Soldiers in the cavalry were trained to fight on horseback – in fact the word ‘cavalry’ originates in the French word for horse: cheval. The use of horses meant that these troops could move quickly, carry out surprise attacks on the enemy and retreat at speed if necessary.
In the distant past chariots were used as well as horses, but as time passed, the chariots disappeared and were replaced by warriors on horseback. This took time because horses were smaller in those days and had difficulty carrying a warrior in full armour. In addition to this, it was easier to fight from a chariot than from horseback as early warriors had no saddles, stirrups etc with which to steady themselves during a battle. The use of chariots in battles died out in Roman times – the exceptions being for ceremonial duties and chariot-racing. Eventually the use of armour died out, but not until the 17th century.
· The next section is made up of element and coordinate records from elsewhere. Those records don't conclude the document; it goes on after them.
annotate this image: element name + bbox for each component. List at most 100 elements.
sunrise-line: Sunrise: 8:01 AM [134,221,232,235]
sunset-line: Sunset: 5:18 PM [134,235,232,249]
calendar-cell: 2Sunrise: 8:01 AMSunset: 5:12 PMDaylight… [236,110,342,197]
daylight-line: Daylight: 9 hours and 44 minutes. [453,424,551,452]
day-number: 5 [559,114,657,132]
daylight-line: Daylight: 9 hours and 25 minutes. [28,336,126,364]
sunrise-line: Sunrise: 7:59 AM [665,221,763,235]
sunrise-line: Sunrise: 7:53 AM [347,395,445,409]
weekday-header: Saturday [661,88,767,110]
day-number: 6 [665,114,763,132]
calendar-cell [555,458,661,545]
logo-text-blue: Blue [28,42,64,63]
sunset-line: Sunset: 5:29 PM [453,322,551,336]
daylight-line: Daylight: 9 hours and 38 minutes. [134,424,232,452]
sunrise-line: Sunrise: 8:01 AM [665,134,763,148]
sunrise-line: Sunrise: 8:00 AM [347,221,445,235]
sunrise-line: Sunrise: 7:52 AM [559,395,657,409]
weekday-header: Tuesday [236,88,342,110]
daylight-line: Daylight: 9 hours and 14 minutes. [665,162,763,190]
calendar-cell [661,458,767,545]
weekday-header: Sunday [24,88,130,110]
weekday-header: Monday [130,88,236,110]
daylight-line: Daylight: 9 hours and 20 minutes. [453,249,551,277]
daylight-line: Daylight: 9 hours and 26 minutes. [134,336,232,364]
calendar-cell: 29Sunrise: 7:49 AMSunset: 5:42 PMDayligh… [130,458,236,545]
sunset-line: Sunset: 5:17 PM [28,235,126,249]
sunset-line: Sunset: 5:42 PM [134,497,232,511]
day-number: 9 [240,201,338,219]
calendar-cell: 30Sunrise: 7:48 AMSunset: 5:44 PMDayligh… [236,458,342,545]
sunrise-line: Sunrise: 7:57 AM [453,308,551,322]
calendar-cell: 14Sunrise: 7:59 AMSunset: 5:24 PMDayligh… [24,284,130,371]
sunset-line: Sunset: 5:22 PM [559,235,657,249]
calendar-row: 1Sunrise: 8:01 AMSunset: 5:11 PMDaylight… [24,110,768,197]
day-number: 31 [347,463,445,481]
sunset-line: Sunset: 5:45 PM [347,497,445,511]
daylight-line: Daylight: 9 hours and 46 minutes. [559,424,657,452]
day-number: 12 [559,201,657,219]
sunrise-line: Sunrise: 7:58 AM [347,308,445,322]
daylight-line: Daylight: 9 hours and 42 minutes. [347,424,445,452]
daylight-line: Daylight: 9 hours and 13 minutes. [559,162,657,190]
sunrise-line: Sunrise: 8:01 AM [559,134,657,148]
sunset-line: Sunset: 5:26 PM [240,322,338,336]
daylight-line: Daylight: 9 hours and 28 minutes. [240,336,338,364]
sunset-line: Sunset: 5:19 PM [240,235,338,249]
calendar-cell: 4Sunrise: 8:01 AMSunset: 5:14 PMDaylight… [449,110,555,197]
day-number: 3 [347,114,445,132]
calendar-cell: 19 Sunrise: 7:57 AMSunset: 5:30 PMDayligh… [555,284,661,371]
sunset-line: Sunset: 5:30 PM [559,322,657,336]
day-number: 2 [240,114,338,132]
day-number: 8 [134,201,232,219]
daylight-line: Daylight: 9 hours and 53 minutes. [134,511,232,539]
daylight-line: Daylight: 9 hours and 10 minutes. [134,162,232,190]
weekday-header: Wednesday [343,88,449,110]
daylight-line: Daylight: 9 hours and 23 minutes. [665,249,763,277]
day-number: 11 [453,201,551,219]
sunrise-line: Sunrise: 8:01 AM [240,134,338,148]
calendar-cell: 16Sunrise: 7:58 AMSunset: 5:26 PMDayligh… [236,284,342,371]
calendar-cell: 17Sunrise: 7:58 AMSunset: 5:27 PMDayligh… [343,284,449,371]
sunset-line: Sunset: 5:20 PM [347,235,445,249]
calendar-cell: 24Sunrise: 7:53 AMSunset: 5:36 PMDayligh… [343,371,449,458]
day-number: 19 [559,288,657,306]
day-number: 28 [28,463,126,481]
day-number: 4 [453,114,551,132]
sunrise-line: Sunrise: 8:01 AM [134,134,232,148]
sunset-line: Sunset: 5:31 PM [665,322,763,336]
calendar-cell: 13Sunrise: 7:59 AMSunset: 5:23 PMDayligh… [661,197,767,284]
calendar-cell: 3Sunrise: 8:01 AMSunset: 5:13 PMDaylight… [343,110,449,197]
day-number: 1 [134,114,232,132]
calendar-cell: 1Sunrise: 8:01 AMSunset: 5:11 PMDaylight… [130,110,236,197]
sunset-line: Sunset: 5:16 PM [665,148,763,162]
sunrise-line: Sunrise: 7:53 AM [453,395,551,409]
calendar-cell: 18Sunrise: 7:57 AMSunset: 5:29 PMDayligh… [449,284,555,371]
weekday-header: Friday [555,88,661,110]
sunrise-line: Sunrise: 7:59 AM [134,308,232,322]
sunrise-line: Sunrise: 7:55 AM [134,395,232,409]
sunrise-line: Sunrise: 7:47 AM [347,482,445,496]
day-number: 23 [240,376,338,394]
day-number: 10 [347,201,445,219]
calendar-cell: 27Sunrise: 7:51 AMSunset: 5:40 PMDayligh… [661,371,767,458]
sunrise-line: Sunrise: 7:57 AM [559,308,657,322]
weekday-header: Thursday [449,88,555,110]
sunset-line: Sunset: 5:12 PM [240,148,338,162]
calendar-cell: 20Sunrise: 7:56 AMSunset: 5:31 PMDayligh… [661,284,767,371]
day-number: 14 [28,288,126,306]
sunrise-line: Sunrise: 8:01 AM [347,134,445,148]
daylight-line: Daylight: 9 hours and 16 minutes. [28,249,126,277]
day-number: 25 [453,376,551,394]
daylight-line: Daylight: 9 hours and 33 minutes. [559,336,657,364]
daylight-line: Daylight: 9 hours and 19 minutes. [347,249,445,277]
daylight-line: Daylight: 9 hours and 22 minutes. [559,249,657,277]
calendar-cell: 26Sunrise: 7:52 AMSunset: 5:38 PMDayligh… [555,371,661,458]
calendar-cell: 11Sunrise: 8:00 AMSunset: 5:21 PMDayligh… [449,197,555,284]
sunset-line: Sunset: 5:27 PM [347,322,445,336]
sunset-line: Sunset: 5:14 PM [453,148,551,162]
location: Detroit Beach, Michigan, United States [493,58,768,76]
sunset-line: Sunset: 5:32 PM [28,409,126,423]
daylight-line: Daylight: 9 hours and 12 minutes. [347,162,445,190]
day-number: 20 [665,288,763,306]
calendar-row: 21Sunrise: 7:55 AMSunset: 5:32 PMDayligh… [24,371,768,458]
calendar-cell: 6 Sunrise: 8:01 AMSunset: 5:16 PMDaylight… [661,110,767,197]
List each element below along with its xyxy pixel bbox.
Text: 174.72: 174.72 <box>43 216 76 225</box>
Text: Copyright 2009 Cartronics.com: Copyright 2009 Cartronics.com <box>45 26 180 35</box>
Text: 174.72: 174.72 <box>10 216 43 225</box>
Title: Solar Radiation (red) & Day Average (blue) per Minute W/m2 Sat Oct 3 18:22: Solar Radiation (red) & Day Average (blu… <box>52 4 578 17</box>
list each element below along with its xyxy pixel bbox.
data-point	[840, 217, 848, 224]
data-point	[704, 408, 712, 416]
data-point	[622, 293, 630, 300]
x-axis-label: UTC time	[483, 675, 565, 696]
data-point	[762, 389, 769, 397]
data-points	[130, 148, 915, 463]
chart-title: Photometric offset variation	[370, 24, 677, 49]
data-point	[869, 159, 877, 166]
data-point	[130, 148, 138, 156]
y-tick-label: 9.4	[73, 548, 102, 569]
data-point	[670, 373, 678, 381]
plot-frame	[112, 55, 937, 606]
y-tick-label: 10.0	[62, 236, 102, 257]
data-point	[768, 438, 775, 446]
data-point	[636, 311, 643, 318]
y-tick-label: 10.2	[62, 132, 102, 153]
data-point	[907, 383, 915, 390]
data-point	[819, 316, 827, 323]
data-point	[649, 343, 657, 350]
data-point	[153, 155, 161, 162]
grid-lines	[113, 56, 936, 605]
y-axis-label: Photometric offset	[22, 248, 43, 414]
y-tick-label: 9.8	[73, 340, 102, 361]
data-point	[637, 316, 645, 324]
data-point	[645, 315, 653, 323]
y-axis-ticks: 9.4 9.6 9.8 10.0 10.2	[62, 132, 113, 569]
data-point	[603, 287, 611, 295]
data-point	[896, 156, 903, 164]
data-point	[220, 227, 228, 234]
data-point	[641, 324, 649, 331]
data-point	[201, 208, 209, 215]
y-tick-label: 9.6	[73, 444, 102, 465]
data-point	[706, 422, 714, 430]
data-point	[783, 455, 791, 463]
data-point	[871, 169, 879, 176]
After the end of World War I cavalry units had to be modernised – horses were often replaced with tanks. Exceptions do exist but carry out ceremonial roles – royal or state duties, for example.
The word ‘artillery’ has a disputed origin. Some believe it comes from the French word ‘artillier’. An artillier, from the 1200s on, was someone who built war weaponry. Others believe that the word may come from the Italian ‘arte de tirare’ which means ‘the art of shooting’.
Once upon a time the word artillery was used to describe soldiers who used projectile weapons, such as guns and cannons but now it has also come to mean the weapons themselves.
The role of the artillery was originally to break down castle walls and the like. Of course, it has come a long way since then and now has a range of highly flexible weapons at its disposal, such as machine-guns and missiles.
Artillery has been used since Roman times but the adoption of gunpowder (discovered in China in the 9th century) in weaponry in the Middle Ages meant that artillery equipment no longer needed to be limited by the use of mechanical devices (e.g. catapults) to launch ammunition at the enemy.
Artillery units are not used for combat at close quarters - for that the army uses the infantry.
Soldiers in the infantry are trained to fight on foot, face-to-face with the enemy. They must be extremely fit and are trained to be more aggressive than other army units. Their job is traditonally to attack the enemy, kill him in close combat (or capture him) and hold the ground. Nowadays they also carry out patrols, raids, escort duties and the collecting of intelligence. History tells us the infantry are the oldest type of fighting force, existing before either the artillery or the cavalry. In the past they would have fought with clubs and lances, nowadays they use guns and hand-grenades, etc. The infantry used to fight in formation, rank after rank marching into battle but modern infantry tends to work in smaller units which are able to keep in touch thanks to the advanced made in communications in more recent times. Since the end of World War II however, the infantry has not expanded at the same rate as the artillery in modern armies. This is due to the fact that the technology required by the military has become more and more advanced and because the role of logistics in modern warfare has been recognised and expanded.
Se also: Women and homosexuals should not be allowed to join the army
Quick Quiz: Read the clues below and write the solutions on a piece of paper. Then take the first letter of each answer and rearrange them to find the hidden word connected with this Talking Point.
1. The word ‘cavalry’ __________ in the French word for horse: cheval.
2. It was easier to fight from a chariot than from horseback as early warriors had no __________, stirrups etc with which to steady themselves during a battle.
3. The use of chariots in battles died out in __________ times.
4. The word ‘artillery’ has a __________ origin.
5. Soldiers in the __________ are trained to fight on foot, face-to-face with the enemy.
6. Nowadays the infantry also carry out patrols, raids, __________ duties and the collecting of intelligence.
7. The role of __________ in modern warfare has been recognised and expanded.